Review | Pain and Glory | 2019

Cinema history is littered with filmmakers who turned the camera on themselves - stories of tortured artists, great men burdened great talent. It would be easy to dismiss these films as mere vanity projects, tales of self-aggrandizement by mostly male filmmakers who see themselves as saddled with great genius that no one else could possibly understand. Perhaps the most famous example of this is Fellini's 8 1/2, although Tarkovsky's Mirror and even Von Trier's The House that Jack Built could arguably comfortably in that category.


However, there's something much more humble and self-reflective in Pedro Almodóvar's Pain and Glory, an ostensible act of self-reflection that seems to flow directly from the filmmaker's heart rather than his own ego. It's a film about a legendary Spanish filmmaker (natch) named Salvador Mallo (Antonio Banderas) who finds himself at the twilight of his career. His last few films haven't achieved the same lofty acclaim as his earlier work, and he finds himself reflecting on the mistakes of the past - discarded friendships, a painful childhood, relationships that faded away. He dulls the pain with drugs and alcohol, addictions that threaten to derail any hope of a comeback, as he faces the prospect of obsolescence, a once great artist fallen into obscurity, a mere shadow of his former self.

There is no trace of ego in what Almodóvar achieves here. Pain and Glory almost feels like an exorcism, an autumnal reverie filled with pain and regret, of mistakes made and loves lost. And yet there's a glimmer of hope as Almodóvar wrestles with his demons through the medium he loves. It's a film as much about the healing power of cinema as it is about Almodóvar himself. As Mallo reckons with his conservative, Catholic upbringing (with Penelope Cruz memorably embodying his long-suffering mother), and his sexual awakening as a child in the form of a handsome illiterate painter he teaches to read, and ultimately his own addiction to drugs, one can almost feel Almodóvar breathing a great sigh of relief, laying it all bare on screen in a gripping sort of personal and artistic catharsis.

This is easily Almodóvar's finest work since Talk to Her (2002). It combines the maturity of an elder statesman the distinctly queer sensibilities that helped establish him as one of the greats in his early, more overtly sexual, work. Many of those films starred Antonio Banderas as the central figure of sexual desire - here he embodies Almodóvar, joining his old friend as an aging muse, evoking the anguished soul of an old friend whose career helped launch his own. Banderas has never been better, delivering a wistful and haunted performance filled with quiet longing and flagging sexual voractity , a distinguished former sex symbol of another time who still carries the steely glint of his former glory.

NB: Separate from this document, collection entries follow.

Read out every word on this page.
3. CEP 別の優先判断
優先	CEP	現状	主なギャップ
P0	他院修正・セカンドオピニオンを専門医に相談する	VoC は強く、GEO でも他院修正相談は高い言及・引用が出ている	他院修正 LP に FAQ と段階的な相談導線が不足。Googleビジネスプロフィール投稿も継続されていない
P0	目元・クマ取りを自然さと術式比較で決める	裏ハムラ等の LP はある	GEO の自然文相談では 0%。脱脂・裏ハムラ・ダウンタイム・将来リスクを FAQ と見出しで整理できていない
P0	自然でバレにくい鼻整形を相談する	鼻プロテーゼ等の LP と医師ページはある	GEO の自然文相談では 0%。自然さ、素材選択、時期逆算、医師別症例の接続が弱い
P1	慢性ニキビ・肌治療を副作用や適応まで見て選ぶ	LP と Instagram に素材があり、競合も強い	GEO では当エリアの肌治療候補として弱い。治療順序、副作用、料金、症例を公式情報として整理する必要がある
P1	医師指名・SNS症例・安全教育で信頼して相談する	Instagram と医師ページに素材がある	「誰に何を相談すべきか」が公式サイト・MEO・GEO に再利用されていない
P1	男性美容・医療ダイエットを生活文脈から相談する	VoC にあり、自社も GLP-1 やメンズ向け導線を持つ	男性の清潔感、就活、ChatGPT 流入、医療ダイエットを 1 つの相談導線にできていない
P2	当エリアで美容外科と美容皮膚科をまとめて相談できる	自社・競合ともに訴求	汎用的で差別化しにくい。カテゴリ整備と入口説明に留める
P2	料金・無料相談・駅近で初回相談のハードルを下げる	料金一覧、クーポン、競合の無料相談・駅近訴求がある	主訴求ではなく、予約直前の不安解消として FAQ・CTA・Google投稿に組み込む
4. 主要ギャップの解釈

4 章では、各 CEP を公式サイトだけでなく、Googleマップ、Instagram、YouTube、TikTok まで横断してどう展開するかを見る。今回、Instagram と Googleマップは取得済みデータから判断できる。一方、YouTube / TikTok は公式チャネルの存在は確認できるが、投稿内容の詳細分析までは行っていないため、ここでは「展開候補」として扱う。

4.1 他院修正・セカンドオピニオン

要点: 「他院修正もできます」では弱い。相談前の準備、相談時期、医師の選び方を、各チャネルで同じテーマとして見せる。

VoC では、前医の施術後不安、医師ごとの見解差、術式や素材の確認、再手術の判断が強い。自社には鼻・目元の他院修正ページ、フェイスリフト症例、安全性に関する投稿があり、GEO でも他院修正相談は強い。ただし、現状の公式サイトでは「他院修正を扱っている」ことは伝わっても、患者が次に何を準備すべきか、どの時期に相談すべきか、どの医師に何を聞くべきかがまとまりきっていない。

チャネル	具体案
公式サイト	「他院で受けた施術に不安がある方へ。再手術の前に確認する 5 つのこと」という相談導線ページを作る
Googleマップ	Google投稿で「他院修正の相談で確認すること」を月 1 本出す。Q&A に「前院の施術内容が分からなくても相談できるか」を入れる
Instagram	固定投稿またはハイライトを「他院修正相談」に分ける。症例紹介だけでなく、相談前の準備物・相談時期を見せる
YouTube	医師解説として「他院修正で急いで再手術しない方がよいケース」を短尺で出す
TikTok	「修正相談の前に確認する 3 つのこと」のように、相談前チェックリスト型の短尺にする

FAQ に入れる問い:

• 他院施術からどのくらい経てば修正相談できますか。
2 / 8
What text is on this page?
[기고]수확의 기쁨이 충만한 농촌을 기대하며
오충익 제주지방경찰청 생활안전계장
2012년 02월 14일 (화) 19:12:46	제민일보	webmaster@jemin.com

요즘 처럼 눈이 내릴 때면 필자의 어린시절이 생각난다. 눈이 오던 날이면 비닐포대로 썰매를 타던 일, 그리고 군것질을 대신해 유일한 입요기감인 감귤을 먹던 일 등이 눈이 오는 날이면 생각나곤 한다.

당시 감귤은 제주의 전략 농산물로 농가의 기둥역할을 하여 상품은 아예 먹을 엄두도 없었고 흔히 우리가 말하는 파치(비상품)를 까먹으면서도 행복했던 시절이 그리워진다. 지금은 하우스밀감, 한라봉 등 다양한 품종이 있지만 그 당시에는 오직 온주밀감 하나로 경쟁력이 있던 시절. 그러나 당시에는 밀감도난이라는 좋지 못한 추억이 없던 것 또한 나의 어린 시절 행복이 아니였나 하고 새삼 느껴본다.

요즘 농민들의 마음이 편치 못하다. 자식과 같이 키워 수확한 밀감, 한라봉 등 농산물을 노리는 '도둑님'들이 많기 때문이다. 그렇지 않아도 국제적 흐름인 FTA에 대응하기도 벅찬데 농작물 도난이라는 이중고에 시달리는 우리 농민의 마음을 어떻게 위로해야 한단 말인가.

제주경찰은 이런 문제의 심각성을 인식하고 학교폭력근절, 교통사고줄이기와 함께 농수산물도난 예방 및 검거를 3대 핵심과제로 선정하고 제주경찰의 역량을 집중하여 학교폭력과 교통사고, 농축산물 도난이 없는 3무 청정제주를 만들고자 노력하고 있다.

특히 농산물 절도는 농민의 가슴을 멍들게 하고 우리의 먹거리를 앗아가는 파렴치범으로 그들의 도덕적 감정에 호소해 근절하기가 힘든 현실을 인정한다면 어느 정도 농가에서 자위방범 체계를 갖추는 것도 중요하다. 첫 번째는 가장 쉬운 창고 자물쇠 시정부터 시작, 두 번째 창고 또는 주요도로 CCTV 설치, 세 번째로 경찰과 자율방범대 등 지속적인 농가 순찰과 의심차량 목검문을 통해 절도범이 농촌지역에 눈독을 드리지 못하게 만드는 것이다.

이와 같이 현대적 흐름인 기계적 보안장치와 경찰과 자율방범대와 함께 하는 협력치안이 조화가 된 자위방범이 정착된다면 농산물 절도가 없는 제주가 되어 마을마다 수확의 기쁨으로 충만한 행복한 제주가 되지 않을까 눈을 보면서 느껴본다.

It is through Mallo, an obvious avatar for Almodóvar himself, that the filmmaker subverts the trope of the struggling genius and the women who inspired him, putting a queer twist on what has become a kind of cinematic indulgence for straight filmmakers. Here we see a gay filmmaker baring his soul and exploring the roots of his own sexuality in ways once only afforded to straight artists, and the results are bracing and often deeply moving. This is not the same Almodóvar who made Matador (1986) and Law of Desire (1987) - this is a film that finds the filmmaker in a much more reflective mode, more reminiscent of his work in Bad Education (2004), a film with which Pain and Glory shares a similar thematic outlook. Yet by the time the film reaches its wrenching, revelatory conclusion, Almodóvar manages to re-contextualize everything we've just seen. It's one of the most stunning film endings of the year, and yet it's so quietly earth-shattering that its power is almost disarming. It's the kind of film that cements Almodóvar in the pantheon of great artists, and it does so without ego or pretense, an understated glory that finds devastating beauty in the wreckage of a lifetime of mistakes and missed opportunities as only the cinema could have given us.

GRADE - ★★★½ (out of four)


PAIN AND GLORY | Directed by Pedro Almodóvar | Stars Antonio Banderas, Asier Etxeandia, Leonardo Sbaraglia, Nora Navas, Julieta Serrano, Penélope Cruz, César Vicente | Rated R for drug use, some graphic nudity and language | In Spanish w/English subtitles | Now playing in select cities.